Software Carpentry has lessons covering two different build tools: Make and doit. Which should you choose when starting to automate your data analysis pipelines? This page is intended to give a brief overview of the benefits and drawbacks of each tool.
Make is by far the most popular build tool currently in use. This
is probably it's greatest advantage. Learning how to write
Makefiles will help you to reuse some pipelines written by other
people. It will also be a big help if and when you need to
install software from source code in a compiled language. If you
have ever installed something by typing some combination of
./configure; make; make install then you have already been
using Makefiles without knowing. Doit, on the other hand,
has a much smaller user base. If you learn doit, you may have
more difficulty finding examples, and less people will be able
to help you on forums or sites like Stack Overflow.
Make is available by default on most unix machines (i.e. linux and mac). Doit, on the other hand, is highly unlikely to be pre-installed on any machine you might use. Doit is fairly easy to install if you have root privileges, but suffers from all the problems of python packaging if you do not. On the other hand, if you are a windows user, neither doit nor Make will be available by default and doit may well be considerably easier to install.
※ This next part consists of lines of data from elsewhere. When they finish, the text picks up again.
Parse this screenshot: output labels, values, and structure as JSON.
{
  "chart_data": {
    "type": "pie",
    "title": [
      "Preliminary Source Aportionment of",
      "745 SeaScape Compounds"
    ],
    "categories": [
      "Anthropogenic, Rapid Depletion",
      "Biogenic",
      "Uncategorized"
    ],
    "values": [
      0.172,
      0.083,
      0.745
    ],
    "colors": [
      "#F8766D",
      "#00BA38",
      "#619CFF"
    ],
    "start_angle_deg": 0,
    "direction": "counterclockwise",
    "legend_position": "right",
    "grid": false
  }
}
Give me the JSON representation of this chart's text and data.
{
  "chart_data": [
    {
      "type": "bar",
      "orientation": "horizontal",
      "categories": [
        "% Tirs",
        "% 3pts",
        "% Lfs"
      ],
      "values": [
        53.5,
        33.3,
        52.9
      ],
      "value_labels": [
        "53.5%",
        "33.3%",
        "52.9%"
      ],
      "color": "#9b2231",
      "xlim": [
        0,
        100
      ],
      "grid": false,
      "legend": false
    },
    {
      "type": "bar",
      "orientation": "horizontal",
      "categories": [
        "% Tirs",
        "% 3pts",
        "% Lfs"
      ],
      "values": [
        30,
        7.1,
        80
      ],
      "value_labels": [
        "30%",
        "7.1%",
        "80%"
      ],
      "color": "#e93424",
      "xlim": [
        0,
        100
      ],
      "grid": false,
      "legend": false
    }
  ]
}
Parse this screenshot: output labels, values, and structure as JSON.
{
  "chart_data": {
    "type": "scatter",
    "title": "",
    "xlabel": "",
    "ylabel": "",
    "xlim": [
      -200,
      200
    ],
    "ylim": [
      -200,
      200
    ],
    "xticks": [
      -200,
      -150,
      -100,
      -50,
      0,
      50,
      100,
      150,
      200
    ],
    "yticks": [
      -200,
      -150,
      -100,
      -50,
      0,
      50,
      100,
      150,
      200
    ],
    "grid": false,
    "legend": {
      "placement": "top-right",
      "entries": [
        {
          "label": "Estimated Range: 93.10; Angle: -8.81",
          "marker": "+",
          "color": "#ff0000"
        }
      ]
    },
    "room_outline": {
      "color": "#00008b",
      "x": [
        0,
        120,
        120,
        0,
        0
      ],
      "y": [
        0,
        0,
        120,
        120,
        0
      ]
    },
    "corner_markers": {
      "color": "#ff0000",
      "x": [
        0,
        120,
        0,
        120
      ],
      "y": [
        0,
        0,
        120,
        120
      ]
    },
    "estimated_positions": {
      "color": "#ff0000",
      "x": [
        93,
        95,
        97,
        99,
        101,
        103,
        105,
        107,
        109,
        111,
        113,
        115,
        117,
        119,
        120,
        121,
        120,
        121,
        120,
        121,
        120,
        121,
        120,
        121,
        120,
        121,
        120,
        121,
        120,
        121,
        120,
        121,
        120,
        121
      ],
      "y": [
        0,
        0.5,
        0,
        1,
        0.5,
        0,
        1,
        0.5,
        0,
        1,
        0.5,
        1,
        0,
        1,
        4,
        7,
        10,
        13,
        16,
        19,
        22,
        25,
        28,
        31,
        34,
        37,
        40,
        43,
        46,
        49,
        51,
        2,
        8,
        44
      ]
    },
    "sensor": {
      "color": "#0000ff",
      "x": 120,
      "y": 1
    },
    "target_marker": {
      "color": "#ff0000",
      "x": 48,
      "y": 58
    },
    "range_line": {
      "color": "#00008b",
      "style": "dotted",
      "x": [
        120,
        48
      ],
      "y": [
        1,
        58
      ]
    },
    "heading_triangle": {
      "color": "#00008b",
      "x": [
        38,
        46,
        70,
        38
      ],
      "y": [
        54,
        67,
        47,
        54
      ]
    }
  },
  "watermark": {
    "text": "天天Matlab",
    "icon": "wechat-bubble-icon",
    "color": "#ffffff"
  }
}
Doit is much more verbose and readable than Make. Make has a lot of non-obvious automatic variables such as $^ and $@, whereas automatic variables in doit are probably clearer, the equivalents being %(dependencies)s and %(targets)s. Any if/then control flow or parameters that you may wish to add are also likely to be much more readable in doit/python than in make - especially if the person reading does not know either language.
Doit implements a
list command, which will list all the
available targets on the command line. If you write docstrings
for your tasks, doit will also expose these as help pages for
each target. By default, neither Make nor doit does a good job
of listing possible parameters. However, with a little work
doit can be combined with other python libraries such as
argparse, which allows for a much more usable and self-
documenting user interface
Make can be run in "dry run" mode, where it won't actually do anything, but will instead simply print out the commands that would be executed. Doit does not have an equivalent of this command.
If you already know python, learning doit ought to be much quicker than learning Make. Additionally, if you work mainly in python, automating your pipelines with doit would reduce the cognitive overload associated with switching between programming languages.
Doit can make use of any of the available python debuggers. You can also run doit with the –pdb option to automatically drop into a pdb shell when any errors occur. There are debuggers available for Make, but they are not especially easy to use.
Doit is very lightweight, and very extensible. You can easily add your own commands, your own ways of determining whether tasks should be re-run, your own ways to report the results of a pipeline run, and much more.
Make decides whether a file has changed if the timestamp on a dependency is newer than the timestamp on a target. Doit decides a file has changed if it detects a change in the files MD5 hash (i.e. only if the actual contents of the file changes). This eliminates un-needed re- calculation of some target files. On the other hand, in order to do this doit needs to store file MD5 hashes in a database file. If you accidentally delete this file, or if you run doit in such a way that it can no longer find the database file, it will be unable to tell which files have changed, and will default to re-running all of your tasks.